We all make our pilgrimages.  In the old days, the religious minded would make theirs to the holy cities of India.  Today, the emigrants make theirs, to visit old parents, old ties, old friends and their aging wives and grown up children, roads and buildings and houses that they left behind decades ago, and in them they see their own reflections in a time compressed sort of way, an instantaneous change that is upon you without the predictability of a smooth function. Some of us fly into Mumbai and are energetic enough to head straight to the domestic airport and take the first flight out East--the Jet flight at 2:35 am that heads to Guwahati via Kolkata.  I was tired and and opted instead for dinner at the Hyatt and a comfortable nap, after which an air-conditioned taxi (called a Cool Cab) took me to catch the 6:50 a.m.
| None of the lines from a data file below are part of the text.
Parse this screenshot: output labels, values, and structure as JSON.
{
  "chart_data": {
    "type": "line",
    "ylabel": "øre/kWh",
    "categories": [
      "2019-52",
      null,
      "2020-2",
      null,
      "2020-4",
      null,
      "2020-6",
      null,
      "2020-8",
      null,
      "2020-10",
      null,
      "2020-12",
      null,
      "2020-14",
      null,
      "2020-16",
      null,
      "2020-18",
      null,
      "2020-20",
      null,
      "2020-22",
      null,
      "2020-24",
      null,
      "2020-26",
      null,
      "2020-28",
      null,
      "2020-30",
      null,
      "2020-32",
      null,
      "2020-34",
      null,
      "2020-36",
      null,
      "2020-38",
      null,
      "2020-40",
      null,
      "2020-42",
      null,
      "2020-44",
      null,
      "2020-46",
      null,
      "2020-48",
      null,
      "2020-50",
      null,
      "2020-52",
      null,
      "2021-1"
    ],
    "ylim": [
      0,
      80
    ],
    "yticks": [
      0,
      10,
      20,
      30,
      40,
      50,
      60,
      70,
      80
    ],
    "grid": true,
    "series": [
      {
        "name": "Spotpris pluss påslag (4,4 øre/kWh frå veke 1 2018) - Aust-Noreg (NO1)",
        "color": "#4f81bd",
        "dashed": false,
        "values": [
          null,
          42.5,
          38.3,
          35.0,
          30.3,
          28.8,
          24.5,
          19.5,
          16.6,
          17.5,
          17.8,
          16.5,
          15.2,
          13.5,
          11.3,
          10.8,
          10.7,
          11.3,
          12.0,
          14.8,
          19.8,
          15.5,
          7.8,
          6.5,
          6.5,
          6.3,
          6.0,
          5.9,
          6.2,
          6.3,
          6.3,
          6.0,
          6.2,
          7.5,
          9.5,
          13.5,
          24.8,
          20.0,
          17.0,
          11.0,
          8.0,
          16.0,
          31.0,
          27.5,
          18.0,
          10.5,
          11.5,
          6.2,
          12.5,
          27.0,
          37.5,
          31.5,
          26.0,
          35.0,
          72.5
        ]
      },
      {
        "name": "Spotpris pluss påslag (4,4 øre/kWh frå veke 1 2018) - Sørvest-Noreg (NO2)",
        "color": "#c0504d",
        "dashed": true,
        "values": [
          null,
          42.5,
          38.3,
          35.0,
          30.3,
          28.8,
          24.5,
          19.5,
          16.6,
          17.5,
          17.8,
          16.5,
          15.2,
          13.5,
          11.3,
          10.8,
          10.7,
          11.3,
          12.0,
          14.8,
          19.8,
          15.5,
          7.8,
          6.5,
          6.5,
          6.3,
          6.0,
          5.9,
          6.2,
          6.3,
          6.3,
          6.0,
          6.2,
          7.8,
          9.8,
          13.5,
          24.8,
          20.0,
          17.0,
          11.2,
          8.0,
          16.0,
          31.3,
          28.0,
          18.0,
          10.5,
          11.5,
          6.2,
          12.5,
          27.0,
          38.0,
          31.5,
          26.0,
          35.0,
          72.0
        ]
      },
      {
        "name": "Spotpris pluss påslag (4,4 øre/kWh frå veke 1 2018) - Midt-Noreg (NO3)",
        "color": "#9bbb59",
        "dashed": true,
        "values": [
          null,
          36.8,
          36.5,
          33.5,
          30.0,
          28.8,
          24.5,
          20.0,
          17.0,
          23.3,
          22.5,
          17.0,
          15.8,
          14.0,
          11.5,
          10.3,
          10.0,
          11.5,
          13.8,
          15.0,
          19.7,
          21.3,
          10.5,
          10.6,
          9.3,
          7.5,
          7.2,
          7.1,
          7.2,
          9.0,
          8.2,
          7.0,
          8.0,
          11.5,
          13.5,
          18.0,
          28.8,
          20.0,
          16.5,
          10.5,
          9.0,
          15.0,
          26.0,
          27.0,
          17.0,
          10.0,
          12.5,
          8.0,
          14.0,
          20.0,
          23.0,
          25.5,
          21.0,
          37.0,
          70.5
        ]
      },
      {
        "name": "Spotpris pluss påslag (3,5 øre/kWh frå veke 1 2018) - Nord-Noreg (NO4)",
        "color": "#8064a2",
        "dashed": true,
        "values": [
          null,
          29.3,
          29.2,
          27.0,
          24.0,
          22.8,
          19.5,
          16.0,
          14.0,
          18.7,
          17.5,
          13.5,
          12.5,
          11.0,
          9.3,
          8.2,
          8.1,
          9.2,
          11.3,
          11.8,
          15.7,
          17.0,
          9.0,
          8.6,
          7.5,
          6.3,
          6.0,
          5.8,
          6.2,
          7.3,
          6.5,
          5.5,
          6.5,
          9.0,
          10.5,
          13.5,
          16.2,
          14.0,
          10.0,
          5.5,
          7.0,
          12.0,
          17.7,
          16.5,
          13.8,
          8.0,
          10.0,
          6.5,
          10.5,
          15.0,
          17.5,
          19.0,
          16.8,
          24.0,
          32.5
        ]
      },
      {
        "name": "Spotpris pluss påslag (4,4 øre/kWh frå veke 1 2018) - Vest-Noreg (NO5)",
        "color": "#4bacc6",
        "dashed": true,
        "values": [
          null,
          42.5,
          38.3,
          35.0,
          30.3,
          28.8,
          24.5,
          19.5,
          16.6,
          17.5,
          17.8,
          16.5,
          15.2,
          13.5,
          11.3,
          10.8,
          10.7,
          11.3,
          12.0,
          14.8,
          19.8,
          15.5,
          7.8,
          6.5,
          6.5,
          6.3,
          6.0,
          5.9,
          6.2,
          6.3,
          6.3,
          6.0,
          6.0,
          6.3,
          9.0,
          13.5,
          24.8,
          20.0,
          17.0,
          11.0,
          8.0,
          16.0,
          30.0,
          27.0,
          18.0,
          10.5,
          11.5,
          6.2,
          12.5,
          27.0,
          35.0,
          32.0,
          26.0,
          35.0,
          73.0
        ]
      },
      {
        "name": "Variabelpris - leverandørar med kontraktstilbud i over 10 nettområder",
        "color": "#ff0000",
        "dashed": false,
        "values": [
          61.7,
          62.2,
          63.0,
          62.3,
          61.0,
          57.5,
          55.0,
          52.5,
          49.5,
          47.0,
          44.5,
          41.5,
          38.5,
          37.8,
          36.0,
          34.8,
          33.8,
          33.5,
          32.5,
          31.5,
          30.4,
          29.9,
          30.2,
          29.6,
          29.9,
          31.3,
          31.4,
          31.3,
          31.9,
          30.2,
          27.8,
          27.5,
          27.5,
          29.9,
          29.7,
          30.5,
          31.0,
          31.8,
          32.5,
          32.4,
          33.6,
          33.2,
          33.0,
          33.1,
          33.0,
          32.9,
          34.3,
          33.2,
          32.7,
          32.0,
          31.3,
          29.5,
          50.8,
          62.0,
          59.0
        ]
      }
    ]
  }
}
Jet Airways flight with the same itinerary.

Waiting at the boarding gate, there are people speaking all around me, but very few to one another within earshot, the conversations mostly aimed wirelessly across geographical lines.  Little do they know of the revolutionary changes in the chip within their late model phones that allows all of this information to be processed.  And with this spiraling web of text, data and speech available at an ever decreasing expenditure of energy, there must be some law based upon a humanistic coordinate that seeks the limits to this information's potency which we as a society can absorb when the energies to process them become infinitesimally small.

A party of friends--husbands, wives, and children--is travelling with the carefree demeanor of holidaymakers.  On the bus that takes us to the aircraft across the tarmac, they engage in light banter and the women exchange photographs on their smart phones.  They remind me of the large groups of relatives that would take a train across the country to attend a marriage.  There is a thrill on their faces, a sense of being part of a big river of occasion and gaiety that is hard to replicate in business travel. 

I speak to the young lady sitting next to me on the aircraft—she is a software engineer from Mumbai and one of the breed of new professionals who move around the world with their jobs, at ease in any place.  I mention the old corporate lifestyle of the India of the 70s and 80s that I knew, and she refers to that socialistic time with a sense of history much in the manner that we used to talk about Gandhi.  Duly apprised of my vintage, I arrive at Guwahati airport.